Teruko Yakata, who was just eight years old when the bomb was dropped, told the Taoiseach how she travelled to the hills to escape and later returned to the horrors that lay in Hiroshima.
“She spoke about the burning, the shrapnel, and the glass in her mother’s back,” Mr Martin said.
The Taoiseach said it was a particularly moving description, highlighting the trauma that has remained throughout her life. Mr Martin described how Yakata has remained attached to bowls of rice as an emotional anchor, having told him how she received one while starving in the Hiroshima mountains.
“Someone gave her a bowl of rice. So even today, she cradles a bowl of rice and she would feed people with bowls of rice because that’s embedded in her psyche now.”

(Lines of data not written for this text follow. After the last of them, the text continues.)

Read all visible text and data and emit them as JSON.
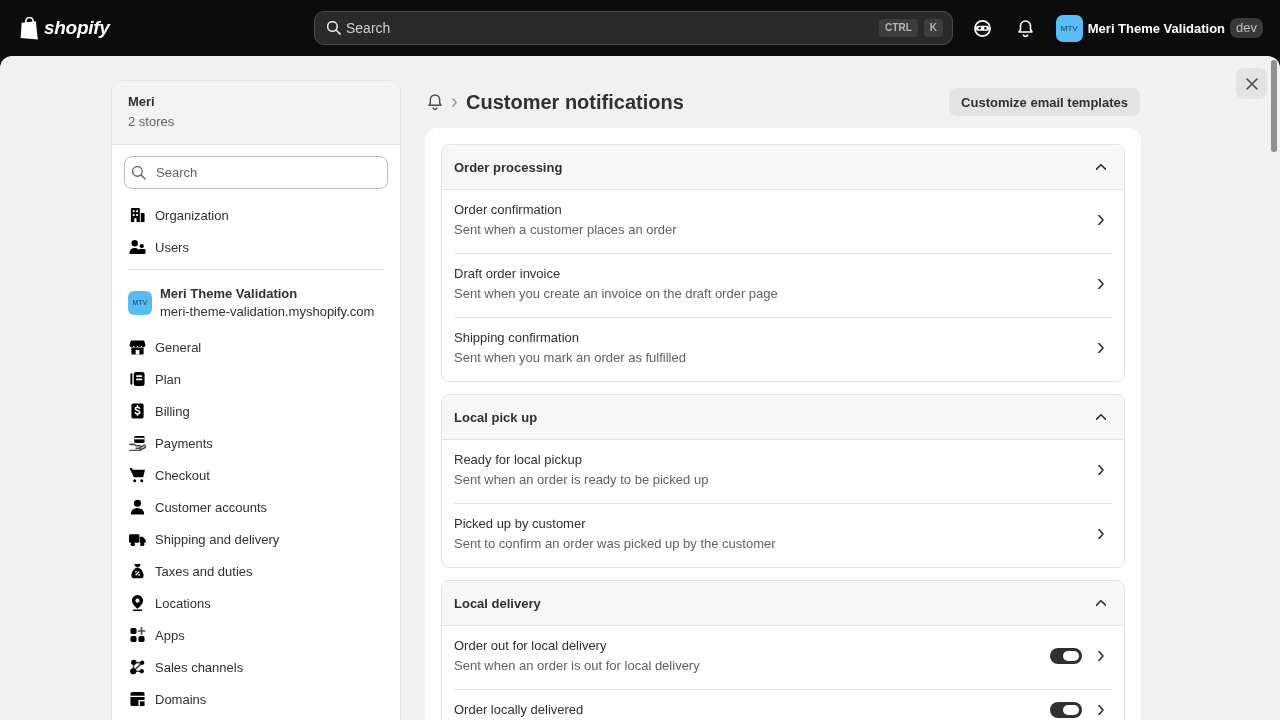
{
  "top_bar": {
    "logo_text": "shopify",
    "search": {
      "placeholder": "Search",
      "shortcut_keys": [
        "CTRL",
        "K"
      ]
    },
    "account": {
      "avatar": "MTV",
      "name": "Meri Theme Validation",
      "badge": "dev"
    }
  },
  "sidebar": {
    "org": {
      "name": "Meri",
      "subtitle": "2 stores"
    },
    "search": {
      "placeholder": "Search"
    },
    "org_items": [
      "Organization",
      "Users"
    ],
    "store": {
      "avatar": "MTV",
      "name": "Meri Theme Validation",
      "domain": "meri-theme-validation.myshopify.com"
    },
    "settings_items": [
      "General",
      "Plan",
      "Billing",
      "Payments",
      "Checkout",
      "Customer accounts",
      "Shipping and delivery",
      "Taxes and duties",
      "Locations",
      "Apps",
      "Sales channels",
      "Domains"
    ]
  },
  "page": {
    "title": "Customer notifications",
    "action": "Customize email templates"
  },
  "sections": [
    {
      "title": "Order processing",
      "expanded": true,
      "rows": [
        {
          "kind": "link",
          "title": "Order confirmation",
          "description": "Sent when a customer places an order"
        },
        {
          "kind": "link",
          "title": "Draft order invoice",
          "description": "Sent when you create an invoice on the draft order page"
        },
        {
          "kind": "link",
          "title": "Shipping confirmation",
          "description": "Sent when you mark an order as fulfilled"
        }
      ]
    },
    {
      "title": "Local pick up",
      "expanded": true,
      "rows": [
        {
          "kind": "link",
          "title": "Ready for local pickup",
          "description": "Sent when an order is ready to be picked up"
        },
        {
          "kind": "link",
          "title": "Picked up by customer",
          "description": "Sent to confirm an order was picked up by the customer"
        }
      ]
    },
    {
      "title": "Local delivery",
      "expanded": true,
      "rows": [
        {
          "kind": "toggle",
          "on": true,
          "title": "Order out for local delivery",
          "description": "Sent when an order is out for local delivery"
        },
        {
          "kind": "toggle",
          "on": true,
          "title": "Order locally delivered"
        }
      ]
    }
  ]
}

When the visit was wrapping up, just moments before Mr Martin was due to head for the airport to return home to Dublin, he was asked if he believed the world was now more dangerous than in 1945, with the advent of more powerful nuclear weapons and stronger weapons of war.
He said: “I believe it is. It is in a very dangerous place.” The Taoiseach said it showed two differing sides to humanity; the ingenuity of the species in engineering, but also the “stupidity of humankind”.
While it was a particularly sombre visit to the city, there was some levity, as an excited group of Japanese schoolchildren waved to the Taoiseach before being left slightly star struck when the Hiroshima mayor informed them it was the Prime Minister of Ireland.
But his week-long visit to Japan has concluded, with the Taoiseach jetting off to Dublin via Toronto, with some speculation he could be on his way to Croker for Saturday’s match.